Since her father’s office was the smallest one in the building by his choice, he asked her to build a new, larger one so that she could work beside him and learn the business — listening to his phone calls and conversations on a daily basis.
They still share the same 14-foot by 14-foot office, although he now works part-time.
“I now have the head of each department reporting to me, but have been involved at the operations level for so long that I tend to enjoy being involved there,” Matthews said. “Merchandising and marketing come natural to me, so if we are resetting a store or designing a new store, that is the sandbox I enjoy being in.”
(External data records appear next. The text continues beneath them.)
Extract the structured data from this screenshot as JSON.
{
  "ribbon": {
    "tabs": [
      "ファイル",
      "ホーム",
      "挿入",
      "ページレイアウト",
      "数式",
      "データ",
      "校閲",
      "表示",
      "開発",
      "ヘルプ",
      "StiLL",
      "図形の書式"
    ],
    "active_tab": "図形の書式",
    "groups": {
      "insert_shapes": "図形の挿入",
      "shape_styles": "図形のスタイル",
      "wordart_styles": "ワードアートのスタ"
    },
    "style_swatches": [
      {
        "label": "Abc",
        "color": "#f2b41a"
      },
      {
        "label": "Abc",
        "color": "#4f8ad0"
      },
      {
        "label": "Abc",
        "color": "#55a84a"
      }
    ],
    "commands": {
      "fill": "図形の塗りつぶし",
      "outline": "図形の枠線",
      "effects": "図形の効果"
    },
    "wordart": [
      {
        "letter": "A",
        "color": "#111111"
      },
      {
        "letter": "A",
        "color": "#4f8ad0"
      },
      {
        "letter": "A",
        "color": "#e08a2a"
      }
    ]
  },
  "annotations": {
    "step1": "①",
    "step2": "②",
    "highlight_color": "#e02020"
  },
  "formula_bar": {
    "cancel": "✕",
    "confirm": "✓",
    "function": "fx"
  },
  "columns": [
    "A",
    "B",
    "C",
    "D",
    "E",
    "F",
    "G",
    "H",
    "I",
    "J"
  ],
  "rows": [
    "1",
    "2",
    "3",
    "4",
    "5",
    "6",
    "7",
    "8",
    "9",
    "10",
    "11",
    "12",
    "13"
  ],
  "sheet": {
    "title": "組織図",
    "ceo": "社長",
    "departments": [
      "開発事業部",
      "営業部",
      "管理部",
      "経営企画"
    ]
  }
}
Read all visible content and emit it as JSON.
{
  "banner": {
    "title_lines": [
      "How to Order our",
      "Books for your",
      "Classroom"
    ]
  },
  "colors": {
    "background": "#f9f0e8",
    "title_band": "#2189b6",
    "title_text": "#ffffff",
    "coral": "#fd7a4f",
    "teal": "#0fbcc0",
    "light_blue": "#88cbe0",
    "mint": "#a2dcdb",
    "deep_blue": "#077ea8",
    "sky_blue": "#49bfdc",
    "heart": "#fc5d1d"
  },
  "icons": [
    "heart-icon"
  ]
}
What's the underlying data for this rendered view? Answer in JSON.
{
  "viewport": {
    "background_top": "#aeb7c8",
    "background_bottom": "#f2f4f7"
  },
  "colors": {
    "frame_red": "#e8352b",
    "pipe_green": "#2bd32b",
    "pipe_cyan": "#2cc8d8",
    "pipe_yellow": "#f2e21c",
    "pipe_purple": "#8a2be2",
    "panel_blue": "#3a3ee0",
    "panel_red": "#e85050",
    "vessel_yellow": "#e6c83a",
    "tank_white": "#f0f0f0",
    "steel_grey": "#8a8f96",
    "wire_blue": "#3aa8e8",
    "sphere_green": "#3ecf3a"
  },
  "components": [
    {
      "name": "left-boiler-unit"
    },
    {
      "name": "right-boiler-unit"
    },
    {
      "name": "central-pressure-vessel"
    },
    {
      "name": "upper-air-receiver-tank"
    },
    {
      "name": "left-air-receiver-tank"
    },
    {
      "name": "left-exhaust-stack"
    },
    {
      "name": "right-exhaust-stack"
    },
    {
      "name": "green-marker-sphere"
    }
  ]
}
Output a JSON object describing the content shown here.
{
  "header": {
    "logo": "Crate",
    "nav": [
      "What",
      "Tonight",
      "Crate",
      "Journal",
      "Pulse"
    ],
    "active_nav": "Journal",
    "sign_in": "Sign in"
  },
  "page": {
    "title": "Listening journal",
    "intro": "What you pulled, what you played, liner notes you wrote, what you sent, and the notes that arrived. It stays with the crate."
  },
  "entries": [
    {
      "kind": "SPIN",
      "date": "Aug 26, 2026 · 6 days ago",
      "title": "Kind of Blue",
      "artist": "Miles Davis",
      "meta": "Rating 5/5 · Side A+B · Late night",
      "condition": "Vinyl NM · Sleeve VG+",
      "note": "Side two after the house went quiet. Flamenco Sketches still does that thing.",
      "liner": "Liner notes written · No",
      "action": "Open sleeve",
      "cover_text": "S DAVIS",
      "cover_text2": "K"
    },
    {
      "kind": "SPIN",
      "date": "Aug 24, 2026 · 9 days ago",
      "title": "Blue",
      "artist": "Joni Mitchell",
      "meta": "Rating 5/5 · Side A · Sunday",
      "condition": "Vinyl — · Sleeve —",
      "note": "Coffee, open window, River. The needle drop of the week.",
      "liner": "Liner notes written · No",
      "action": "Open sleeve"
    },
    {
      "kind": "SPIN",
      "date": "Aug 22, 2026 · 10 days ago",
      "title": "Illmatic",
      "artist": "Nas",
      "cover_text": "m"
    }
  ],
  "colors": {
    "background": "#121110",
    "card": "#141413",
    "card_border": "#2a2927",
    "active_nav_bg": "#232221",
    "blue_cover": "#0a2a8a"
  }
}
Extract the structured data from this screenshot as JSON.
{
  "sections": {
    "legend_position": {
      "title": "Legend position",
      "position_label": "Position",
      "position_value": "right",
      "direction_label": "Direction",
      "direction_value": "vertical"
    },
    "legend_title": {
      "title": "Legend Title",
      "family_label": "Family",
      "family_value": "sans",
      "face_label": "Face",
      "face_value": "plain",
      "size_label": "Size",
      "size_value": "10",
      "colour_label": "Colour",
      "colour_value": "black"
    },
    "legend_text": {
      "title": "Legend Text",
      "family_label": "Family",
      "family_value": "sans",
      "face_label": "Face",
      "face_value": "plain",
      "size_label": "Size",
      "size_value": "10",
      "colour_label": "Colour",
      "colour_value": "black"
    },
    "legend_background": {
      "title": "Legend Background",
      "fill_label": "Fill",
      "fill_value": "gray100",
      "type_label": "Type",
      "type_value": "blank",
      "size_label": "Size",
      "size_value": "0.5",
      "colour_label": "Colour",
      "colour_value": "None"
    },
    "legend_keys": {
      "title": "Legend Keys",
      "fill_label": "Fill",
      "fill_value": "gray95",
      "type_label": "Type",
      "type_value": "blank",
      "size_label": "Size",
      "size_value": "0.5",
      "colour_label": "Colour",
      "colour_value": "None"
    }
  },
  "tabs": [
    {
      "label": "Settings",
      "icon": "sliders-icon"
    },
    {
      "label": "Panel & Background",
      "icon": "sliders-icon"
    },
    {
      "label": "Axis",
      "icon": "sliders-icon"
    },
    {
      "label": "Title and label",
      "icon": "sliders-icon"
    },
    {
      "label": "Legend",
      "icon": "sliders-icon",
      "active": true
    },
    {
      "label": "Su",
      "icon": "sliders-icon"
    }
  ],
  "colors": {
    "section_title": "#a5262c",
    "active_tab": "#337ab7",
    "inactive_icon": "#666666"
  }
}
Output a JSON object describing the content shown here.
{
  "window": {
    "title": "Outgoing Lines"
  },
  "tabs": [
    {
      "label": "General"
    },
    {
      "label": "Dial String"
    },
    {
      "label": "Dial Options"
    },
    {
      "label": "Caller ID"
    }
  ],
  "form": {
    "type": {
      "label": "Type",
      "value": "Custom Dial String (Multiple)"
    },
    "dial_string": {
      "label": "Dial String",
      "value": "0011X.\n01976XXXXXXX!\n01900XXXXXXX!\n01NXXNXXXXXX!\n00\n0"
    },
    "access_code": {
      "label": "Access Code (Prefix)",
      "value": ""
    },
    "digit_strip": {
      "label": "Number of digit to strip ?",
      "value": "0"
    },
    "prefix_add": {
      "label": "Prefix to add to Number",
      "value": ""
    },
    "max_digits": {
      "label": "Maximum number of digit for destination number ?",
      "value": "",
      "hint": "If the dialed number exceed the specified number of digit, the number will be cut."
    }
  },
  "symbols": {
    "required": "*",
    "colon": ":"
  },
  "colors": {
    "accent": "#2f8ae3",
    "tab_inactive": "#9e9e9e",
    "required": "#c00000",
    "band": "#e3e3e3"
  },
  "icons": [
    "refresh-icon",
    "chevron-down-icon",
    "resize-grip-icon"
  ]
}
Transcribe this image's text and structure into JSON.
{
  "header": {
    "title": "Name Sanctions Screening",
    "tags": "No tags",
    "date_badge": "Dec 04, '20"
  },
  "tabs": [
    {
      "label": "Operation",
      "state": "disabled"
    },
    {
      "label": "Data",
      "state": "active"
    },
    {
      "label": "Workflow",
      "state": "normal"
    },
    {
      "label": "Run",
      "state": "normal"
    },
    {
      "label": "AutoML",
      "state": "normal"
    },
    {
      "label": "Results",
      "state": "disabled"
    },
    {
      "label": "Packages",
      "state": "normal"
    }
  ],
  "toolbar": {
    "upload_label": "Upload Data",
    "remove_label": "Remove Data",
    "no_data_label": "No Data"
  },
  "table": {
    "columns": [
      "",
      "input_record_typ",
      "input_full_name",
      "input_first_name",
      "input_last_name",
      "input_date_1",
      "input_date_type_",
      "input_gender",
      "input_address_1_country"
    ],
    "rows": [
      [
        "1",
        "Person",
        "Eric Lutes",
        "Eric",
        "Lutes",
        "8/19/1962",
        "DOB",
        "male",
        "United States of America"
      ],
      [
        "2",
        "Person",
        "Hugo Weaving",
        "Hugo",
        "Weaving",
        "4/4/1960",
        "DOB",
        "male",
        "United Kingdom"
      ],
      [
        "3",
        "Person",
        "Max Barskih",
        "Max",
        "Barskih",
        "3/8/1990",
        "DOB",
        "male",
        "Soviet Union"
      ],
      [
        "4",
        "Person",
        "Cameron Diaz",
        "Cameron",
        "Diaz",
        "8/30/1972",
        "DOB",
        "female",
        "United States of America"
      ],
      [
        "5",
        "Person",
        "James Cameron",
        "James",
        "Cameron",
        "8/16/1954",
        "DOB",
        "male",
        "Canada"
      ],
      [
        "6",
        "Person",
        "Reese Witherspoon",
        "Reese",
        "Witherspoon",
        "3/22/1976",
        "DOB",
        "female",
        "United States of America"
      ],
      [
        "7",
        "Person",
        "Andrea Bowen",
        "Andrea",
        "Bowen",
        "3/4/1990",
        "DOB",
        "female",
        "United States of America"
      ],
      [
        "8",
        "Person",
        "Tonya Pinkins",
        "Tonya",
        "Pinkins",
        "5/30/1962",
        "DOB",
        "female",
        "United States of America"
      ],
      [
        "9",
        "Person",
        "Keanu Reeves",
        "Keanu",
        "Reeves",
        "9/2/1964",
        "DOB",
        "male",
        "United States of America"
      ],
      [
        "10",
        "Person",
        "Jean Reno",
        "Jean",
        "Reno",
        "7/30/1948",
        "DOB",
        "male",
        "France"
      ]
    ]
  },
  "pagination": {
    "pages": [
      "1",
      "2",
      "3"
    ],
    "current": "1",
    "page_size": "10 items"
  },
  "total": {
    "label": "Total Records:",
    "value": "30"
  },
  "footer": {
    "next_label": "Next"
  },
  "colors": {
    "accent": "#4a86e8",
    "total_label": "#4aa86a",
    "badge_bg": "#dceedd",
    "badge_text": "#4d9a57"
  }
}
She also deals with any issues that come up out of the norm, while her team handles the day-to-day challenges. And with ongoing construction for the past 25 years, Matthews also oversees each construction project.
REFLECTION & ADVICE
While her favorite part of the job is the team of people she works with, she also loves the customers and the overall c-store industry because there is never a dull moment, and it allows her to express creativity each day.
“The group of people I work with every day are amazing, and the sky is the limit to what we can do within our stores,” Matthews said. “I love the freedom to do different things for our customers, and offer different options and menu selection. I also love seeing how the customers respond to that. It’s fun and never boring.”
Looking back on her career thus far, Matthews is most proud of the three acquisitions the retailer made in 2002, adding more than 50 stores to the chain. While some of the stores have since been divested or closed, the overall process included reopening more than 40 stores that had been shuttered for at least six months due to bankruptcy.
“They were standing there fully stocked with no electricity or water. We went in with a planned-out, methodical schedule and cleaned, staffed, stocked and opened every one of those stores,” she shared. “It was exhausting leaving the house before daylight and coming home after dark, but it was gratifying to get them open for that region that had all of those stores close. It was such an inconvenience to those customers and to the vendors affected by the closings as well.”
Childers Oil has also been on a construction spree recently, building four new stores from the ground up, along with two raze-and-rebuilds. Two more new stores are on the lineup as well. The interiors of these stores are “cutting-edge,” Matthews said, offering unexpected elements such as barn wood and granite dining tables. Since the wood was in high demand and expensive, the retailer bought a barn and tore it down for the wood.
“We turned our metal fabrication shop into a woodworking shop and did it all ourselves,” she said. “People walk in and say they would love to have all of it in their homes.”
Childers Oil belongs to the Kentucky Petroleum Marketers Association and NACS, the Association for Convenience & Fuel Retailing. Matthews regularly participates in industry leadership events.
Since her early days in the business, she has seen it evolve from where she was the only woman in the room at meetings, to now having more females at the table. She has a lot of women on her team, and advises her peers to always remember why they are involved in the industry.
“It’s obvious why we are here — we can do the job and we are qualified, if not over-qualified,” she said. “I try to let my actions speak, and treat others how I would like to be treated.”